Absolute Freiheit des Handels und Kapitalverkehrs ist wichtig. Wie aber dieses hehre Gut gegen Sozialromantiker und Bedenkenträger verteidigen? Wie die demokratischen Reststrukturen ausschalten, die sich dem Unvermeidlichen noch immer entgegenstemmen? Solche Problem zu lösen, ist für die “Helden” dieser Geschichte ein Leichtes. Hier ein Blick hinter die Kulissen. Ein Dramolett von Georg Rammer.
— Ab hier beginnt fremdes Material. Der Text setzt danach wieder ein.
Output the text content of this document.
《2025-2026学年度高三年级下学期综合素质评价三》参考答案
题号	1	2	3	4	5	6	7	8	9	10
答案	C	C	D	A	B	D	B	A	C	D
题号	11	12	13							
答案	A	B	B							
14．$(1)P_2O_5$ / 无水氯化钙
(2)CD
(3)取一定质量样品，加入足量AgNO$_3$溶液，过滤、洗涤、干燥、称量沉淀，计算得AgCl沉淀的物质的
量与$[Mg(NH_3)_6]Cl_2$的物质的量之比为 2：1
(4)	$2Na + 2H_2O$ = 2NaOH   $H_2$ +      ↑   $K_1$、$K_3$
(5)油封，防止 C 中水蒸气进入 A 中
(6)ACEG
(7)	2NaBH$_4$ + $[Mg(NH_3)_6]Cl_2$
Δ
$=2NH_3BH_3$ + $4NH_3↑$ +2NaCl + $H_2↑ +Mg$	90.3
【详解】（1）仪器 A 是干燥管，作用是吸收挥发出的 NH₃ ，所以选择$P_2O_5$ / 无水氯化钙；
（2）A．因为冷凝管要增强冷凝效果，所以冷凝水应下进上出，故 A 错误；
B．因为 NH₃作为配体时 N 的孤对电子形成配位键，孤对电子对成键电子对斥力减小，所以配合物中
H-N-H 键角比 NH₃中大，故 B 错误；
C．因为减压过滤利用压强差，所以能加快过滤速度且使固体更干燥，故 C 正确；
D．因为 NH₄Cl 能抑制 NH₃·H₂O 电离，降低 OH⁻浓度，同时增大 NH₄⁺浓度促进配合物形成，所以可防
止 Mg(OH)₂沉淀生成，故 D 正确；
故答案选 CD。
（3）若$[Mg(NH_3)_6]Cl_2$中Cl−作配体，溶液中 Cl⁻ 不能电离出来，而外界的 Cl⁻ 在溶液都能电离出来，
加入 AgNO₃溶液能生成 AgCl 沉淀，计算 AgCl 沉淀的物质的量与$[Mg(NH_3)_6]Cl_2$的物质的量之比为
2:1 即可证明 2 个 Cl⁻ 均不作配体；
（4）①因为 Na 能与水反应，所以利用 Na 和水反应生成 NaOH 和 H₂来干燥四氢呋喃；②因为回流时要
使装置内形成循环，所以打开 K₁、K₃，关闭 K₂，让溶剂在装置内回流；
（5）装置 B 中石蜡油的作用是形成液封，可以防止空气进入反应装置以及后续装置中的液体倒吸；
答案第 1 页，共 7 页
Personen: Kommissar für Handel in der EU-Kommission und
Präsident des BDI (Bundesverband der Deutschen Industrie)
Ort: Chefbüro des BDI in Berlin

• Präsident BDI: Also, um es ganz klar zu sagen: Wir haben Sie einbestellt, weil wir unzufrieden sind mit dem Stand der Verhandlungen. Manche sind sogar der Auffassung, dass Sie dabei sind, TTIP gegen die Wand zu fahren. Was haben Sie dazu zu sagen? Wie weit sind Sie gekommen mit der transatlantischen Partnerschaft, Herr Kommissar?

• EU-Kommissar: Nennen Sie mich bitte nicht Kommissar. Das klingt nach Tatort.

• Sie sind doch Kommissar! Der Handelskommissar der EU, oder etwa nicht, Herr de Gucht. Aber zur Sache.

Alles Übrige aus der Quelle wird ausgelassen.